By Lee Kainoelani
By Lee Kainoelani
Rabat- Earlier in the month, Latino Muslims gathered to celebrate Cinco De Mayo at the only Spanish-speaking mosque in the country, according to Muslim Girl, an organization that focuses on Muslim/Islamic news.
The newly opened mosque, where Cinco De Mayo was celebrated, Centro Islamico, is located in Houston, Texas. Islam in Spanish, an education non-profit organization, was founded by a Columbian convert.
The interior of Houston’s Centro Islámico is decorated with motifs that echo the striped arches of La Mezquita de Córdoba, a 10th-century mosque still standing in southern Spain.
Today there are more than 1,000 Latino Muslims affiliated with the organization.
“They’ve been able to really define very significant and strong Latino and Muslim identities, and to merge the two together,” said Ken Chitwood, a PhD student at the University of Florida who studies and writes about the growing Latino Muslim community. “And they are very intentional about that.”

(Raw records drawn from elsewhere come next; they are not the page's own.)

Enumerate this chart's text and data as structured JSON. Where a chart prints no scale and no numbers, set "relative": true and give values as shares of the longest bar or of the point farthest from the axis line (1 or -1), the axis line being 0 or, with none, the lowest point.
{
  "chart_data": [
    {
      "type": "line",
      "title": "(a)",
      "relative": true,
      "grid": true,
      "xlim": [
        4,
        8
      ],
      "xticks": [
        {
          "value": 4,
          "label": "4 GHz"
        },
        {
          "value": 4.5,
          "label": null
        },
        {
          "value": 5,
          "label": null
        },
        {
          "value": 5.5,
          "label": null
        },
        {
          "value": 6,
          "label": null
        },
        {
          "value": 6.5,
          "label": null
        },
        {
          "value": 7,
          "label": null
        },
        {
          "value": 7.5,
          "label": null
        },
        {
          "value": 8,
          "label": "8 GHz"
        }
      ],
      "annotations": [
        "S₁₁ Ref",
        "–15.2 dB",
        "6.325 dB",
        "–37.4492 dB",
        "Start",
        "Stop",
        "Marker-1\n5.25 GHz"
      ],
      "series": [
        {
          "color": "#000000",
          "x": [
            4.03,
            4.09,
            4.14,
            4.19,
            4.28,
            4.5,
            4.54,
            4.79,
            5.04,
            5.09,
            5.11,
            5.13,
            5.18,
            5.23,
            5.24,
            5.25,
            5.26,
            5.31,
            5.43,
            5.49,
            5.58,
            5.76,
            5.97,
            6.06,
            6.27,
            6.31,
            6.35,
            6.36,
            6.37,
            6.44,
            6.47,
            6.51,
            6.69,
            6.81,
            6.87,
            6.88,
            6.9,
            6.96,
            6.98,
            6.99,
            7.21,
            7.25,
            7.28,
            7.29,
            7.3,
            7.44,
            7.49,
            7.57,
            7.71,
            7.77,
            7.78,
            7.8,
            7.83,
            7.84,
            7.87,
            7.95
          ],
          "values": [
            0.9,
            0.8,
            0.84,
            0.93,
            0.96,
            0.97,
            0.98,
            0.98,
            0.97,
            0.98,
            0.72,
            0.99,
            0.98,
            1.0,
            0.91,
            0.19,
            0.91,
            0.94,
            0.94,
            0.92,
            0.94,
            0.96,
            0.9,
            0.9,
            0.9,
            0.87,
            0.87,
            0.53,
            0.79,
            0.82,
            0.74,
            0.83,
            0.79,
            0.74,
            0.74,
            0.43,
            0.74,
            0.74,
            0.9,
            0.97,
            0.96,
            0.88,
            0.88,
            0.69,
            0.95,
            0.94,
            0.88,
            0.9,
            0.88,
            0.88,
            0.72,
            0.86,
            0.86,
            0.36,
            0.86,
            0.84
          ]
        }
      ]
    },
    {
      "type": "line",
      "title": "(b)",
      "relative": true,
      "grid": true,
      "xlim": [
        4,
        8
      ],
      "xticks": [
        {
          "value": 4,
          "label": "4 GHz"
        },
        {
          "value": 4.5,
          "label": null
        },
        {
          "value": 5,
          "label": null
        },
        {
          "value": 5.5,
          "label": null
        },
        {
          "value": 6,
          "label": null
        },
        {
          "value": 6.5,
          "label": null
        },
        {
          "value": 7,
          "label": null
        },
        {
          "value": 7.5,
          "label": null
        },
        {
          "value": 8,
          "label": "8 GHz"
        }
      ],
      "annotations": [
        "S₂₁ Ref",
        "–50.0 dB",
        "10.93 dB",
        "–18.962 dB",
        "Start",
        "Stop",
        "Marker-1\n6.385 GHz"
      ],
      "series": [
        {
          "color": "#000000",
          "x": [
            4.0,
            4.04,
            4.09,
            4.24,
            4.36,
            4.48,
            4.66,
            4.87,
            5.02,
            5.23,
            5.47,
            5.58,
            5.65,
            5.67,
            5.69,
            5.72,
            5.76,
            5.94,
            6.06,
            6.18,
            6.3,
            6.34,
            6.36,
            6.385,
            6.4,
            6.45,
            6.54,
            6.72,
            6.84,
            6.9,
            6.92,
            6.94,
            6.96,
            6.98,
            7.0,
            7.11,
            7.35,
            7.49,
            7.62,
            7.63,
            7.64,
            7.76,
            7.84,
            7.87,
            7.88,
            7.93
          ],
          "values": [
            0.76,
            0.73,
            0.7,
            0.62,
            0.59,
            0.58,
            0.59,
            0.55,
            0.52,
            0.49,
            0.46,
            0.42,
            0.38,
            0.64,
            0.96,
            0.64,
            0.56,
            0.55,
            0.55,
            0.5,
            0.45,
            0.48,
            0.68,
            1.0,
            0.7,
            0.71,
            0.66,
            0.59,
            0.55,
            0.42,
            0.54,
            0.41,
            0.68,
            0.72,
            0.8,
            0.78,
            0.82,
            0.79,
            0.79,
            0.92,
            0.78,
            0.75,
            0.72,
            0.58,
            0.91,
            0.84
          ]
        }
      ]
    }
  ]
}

Alfonso Flores, a recent convert to Islam, took the shahadah, the Islamic profession of faith, at the new mosque, during the Cinco De Mayo celebration, where community members gathered, with roots from Columbia, Puerto Rico, Mexico, Cuba, and other countries, and shared halal variations of their traditional food, while celebrating their identity as Muslims, according to the Guardian.
“We’re like a family,” said Ana Ortiz, a Puerto Rican Muslim originally from New Jersey, who was serving food at the festival’s Puerto Rico tent.
Since the opening of the mosque, 18 people, like Flores, have taken the shahadah and declared their faith as Muslims.
There are more than 55 million people of Hispanic origin in the United States, and more than 3 million Muslims. Estimates of the number of Latino Muslims in the US range from 30,000 to 300,000.
“We used to gather in different masjids,” said Magidel Morris as she served halal tamales in the mosque’s parking lot on Saturday. “But then we got together and decided we had to have a place for Hispanic people to get together and learn about Islam.” With the Centro Islámico, America’s Latino Muslims now have a home of their own.
In the past, New York’s Alianza Islámica mosque opened in the mid-1990’s, but shut down in 2005. Centro Islámico mosque is the first mosque built for Spanish-speaking Muslims since then.
Chitwood found, through research, that many Latino Muslims are converts from Christianity. Central and South American countries are heavily rooted in the Roman Catholic church.
“Typically, there is some sort of spiritual wandering that occurs,” Chitwood said. “There is some type of spiritual dissatisfaction with their present religious outlook, be that Catholic or Protestant or whatever. And then they go looking.”
Fletcher said: “You can practice Islam and remain a Latino … We want Latinos to be proud of where they come from, to have a strong sense of identity for themselves.”